The complete partisan spirit in which Home Rule has been treated is the more to be deplored as the subject is one which does not lend itself readily to the trivialities of party debates. It raises questions of principle, not of detail. It ascends at once into the highest region of politics. It is conversant with the great questions of constitutional and international law, and leads to an inquiry into the very nature of governments and the various modes in which communities of men are associated together either as simple or composite nations. To describe those modes in detail would be to give a history of the various despotic, monarchical, oligarchical, and democratic systems of government which have oppressed or made happy the children of men. Such a description is calculated to perplex and mislead from its very extent; not so an inquiry into the powers of government, and a classification of those powers. They are limited in extent, and, if we confine ourselves to English names and English necessities, we shall readily attain to an apprehension of the mode in which empires, nations, and political societies are bound together, at least in so far as such knowledge is required for the understanding of the nature of Imperial supremacy, and the mode in which Home Rule in Ireland is calculated to affect that supremacy.
The powers of government are divisible into two great classes–1. Imperial powers; 2. State powers, using “State” in the American sense of a political community subordinated to some other power, and not in the sense of an independent nation. The Imperial powers are in English law described as the prerogatives of the Crown, and consist in the main of the powers of making peace and war, of maintaining armies and fleets and regulating commerce, and making treaties with foreign nations. State powers are complete powers of local self-government, described in our colonial Constitutions as powers to make laws “for the peace, order, and good government of the Colony or State” in which such powers are to be exercised.
Intermediate between the Imperial and State powers are a class of powers required to prevent disputes and facilitate intercourse between the various parts of an empire or other composite system of States–for example, the coinage of money, and other regulations relating to the currency; the laws relating to copyright, or other exclusive rights to the use and profits of any works or inventions; and so forth. These powers may be described as quasi-Imperial powers.
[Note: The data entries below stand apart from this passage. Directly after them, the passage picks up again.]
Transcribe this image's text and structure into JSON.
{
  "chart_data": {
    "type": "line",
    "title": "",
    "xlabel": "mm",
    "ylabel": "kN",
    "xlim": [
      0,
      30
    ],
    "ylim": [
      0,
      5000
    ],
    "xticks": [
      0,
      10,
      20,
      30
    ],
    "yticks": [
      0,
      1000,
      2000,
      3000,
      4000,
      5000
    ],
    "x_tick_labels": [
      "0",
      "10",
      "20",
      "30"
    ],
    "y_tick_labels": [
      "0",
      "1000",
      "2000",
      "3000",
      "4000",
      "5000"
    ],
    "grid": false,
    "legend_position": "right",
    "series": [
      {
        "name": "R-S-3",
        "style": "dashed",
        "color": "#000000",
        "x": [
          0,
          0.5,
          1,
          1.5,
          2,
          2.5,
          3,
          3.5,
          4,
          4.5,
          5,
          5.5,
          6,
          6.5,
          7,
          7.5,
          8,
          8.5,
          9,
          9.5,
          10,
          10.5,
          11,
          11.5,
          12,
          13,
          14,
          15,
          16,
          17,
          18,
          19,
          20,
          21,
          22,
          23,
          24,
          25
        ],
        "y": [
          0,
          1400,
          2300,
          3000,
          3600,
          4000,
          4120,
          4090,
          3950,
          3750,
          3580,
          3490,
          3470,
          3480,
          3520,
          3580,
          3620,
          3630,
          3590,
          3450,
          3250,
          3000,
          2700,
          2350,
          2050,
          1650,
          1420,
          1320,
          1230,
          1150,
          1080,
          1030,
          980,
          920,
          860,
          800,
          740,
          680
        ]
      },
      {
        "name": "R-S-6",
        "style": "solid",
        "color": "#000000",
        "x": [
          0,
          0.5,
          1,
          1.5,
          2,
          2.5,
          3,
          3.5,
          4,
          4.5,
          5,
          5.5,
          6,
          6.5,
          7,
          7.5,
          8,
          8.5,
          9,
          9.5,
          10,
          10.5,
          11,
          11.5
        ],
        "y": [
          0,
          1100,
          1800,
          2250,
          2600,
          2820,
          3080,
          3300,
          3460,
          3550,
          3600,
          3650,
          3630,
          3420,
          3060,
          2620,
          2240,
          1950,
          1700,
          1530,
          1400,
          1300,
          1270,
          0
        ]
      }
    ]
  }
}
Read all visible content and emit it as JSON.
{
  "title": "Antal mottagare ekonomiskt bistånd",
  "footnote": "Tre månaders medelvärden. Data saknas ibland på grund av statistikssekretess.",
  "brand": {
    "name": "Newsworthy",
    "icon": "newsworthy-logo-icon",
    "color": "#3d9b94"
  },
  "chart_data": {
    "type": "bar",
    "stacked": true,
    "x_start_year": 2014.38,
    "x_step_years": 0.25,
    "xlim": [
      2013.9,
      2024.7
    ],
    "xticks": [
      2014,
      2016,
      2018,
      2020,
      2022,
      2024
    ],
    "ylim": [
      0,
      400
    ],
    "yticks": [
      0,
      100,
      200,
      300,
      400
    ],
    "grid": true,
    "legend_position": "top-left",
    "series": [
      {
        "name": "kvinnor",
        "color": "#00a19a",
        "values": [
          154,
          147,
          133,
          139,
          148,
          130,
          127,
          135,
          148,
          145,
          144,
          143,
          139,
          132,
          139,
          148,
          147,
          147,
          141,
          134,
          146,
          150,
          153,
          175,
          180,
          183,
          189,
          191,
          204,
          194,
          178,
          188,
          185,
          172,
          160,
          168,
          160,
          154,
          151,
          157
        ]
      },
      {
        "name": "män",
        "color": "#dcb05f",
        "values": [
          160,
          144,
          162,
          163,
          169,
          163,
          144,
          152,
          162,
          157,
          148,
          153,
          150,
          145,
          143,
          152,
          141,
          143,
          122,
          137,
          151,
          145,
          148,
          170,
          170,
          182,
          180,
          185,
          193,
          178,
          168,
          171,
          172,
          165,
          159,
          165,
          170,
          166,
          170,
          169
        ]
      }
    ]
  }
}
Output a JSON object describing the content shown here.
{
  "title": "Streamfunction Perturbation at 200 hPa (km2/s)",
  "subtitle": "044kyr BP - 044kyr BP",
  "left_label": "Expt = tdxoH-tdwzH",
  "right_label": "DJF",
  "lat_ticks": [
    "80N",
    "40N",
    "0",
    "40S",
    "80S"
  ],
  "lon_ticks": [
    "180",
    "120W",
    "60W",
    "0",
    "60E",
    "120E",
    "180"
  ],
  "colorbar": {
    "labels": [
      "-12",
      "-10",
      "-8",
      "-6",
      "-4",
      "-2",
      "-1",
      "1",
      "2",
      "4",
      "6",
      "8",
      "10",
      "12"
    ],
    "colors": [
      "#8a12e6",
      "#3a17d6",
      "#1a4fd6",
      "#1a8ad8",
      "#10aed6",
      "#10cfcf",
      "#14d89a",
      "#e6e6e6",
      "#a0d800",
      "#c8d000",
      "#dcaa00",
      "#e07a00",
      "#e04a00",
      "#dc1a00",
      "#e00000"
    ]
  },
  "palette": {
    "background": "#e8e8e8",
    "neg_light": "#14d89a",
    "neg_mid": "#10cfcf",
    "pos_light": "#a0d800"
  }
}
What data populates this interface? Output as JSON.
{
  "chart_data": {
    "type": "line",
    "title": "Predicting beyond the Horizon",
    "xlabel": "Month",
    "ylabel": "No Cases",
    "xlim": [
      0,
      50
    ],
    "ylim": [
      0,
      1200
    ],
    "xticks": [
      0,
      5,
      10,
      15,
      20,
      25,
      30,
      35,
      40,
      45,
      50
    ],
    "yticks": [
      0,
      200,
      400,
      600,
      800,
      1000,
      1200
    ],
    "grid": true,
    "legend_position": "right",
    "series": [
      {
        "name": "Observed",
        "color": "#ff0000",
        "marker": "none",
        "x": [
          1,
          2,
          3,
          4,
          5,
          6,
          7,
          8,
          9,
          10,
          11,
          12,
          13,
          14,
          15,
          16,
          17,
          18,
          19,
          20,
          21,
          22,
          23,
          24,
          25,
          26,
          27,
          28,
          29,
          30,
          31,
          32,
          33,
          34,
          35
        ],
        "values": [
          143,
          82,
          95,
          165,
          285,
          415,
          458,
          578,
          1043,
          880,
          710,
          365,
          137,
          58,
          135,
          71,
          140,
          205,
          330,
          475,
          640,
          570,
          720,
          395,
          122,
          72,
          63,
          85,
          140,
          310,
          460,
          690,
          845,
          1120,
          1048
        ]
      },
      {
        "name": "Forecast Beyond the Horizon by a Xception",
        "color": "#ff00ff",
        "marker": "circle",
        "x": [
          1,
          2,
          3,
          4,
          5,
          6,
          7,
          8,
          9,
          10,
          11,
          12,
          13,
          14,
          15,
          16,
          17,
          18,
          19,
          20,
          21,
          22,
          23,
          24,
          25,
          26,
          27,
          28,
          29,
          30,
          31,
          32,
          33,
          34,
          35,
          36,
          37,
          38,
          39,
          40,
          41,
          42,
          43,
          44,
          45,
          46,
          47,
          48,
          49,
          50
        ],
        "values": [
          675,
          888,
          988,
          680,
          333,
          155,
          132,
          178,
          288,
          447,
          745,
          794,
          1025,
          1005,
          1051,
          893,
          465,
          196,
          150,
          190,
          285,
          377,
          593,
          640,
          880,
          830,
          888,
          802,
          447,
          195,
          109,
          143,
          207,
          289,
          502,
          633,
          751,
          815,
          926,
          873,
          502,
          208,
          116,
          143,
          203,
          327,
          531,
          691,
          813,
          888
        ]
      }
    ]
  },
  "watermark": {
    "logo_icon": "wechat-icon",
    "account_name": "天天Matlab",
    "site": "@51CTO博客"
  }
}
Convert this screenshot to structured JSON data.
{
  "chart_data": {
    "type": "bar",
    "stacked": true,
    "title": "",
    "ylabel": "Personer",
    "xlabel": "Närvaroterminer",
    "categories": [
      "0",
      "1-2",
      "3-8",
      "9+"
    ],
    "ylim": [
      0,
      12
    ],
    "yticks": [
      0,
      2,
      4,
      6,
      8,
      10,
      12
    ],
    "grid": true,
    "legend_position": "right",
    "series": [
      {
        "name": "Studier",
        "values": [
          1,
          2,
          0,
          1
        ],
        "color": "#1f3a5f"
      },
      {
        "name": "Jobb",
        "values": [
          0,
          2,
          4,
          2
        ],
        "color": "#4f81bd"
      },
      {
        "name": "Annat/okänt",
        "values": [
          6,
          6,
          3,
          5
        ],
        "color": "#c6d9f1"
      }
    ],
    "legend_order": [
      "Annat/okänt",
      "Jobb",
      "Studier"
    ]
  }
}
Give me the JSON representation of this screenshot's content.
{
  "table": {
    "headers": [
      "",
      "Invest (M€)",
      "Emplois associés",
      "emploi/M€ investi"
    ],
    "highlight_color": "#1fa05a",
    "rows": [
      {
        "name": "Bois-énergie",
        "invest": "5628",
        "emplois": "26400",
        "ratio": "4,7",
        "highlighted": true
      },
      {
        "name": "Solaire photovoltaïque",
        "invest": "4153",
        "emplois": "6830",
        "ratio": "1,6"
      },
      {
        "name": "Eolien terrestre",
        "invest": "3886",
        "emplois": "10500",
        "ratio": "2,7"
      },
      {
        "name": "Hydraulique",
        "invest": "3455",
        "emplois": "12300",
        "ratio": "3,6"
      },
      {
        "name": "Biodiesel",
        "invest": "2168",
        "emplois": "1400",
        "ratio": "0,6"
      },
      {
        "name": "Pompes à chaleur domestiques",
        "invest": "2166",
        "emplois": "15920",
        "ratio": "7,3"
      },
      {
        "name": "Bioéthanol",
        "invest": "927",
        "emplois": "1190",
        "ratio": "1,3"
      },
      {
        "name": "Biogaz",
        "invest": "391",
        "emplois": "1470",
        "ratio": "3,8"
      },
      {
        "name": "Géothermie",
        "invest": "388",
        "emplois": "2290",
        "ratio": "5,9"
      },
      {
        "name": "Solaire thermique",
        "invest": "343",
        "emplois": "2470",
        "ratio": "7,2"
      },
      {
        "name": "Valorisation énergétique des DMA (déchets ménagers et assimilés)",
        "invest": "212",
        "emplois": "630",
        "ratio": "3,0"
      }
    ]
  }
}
Having arrived at a competent knowledge of the materials out of which governments are formed, it may be well to proceed to a consideration of the manner in which those materials have been worked up in building the two great Anglo-Saxon composite nations–namely, the American Union and the British Empire–for, if we find that the arrangements proposed by the Irish Home Rule Bill are strictly in accordance with the principles on which the unity of the American Union was based and on which the Imperial power of Great Britain has rested for centuries, the conclusion must be that the Irish Home Rule Bill is not antagonistic to the unity of the Empire or to the supremacy of the British Parliament.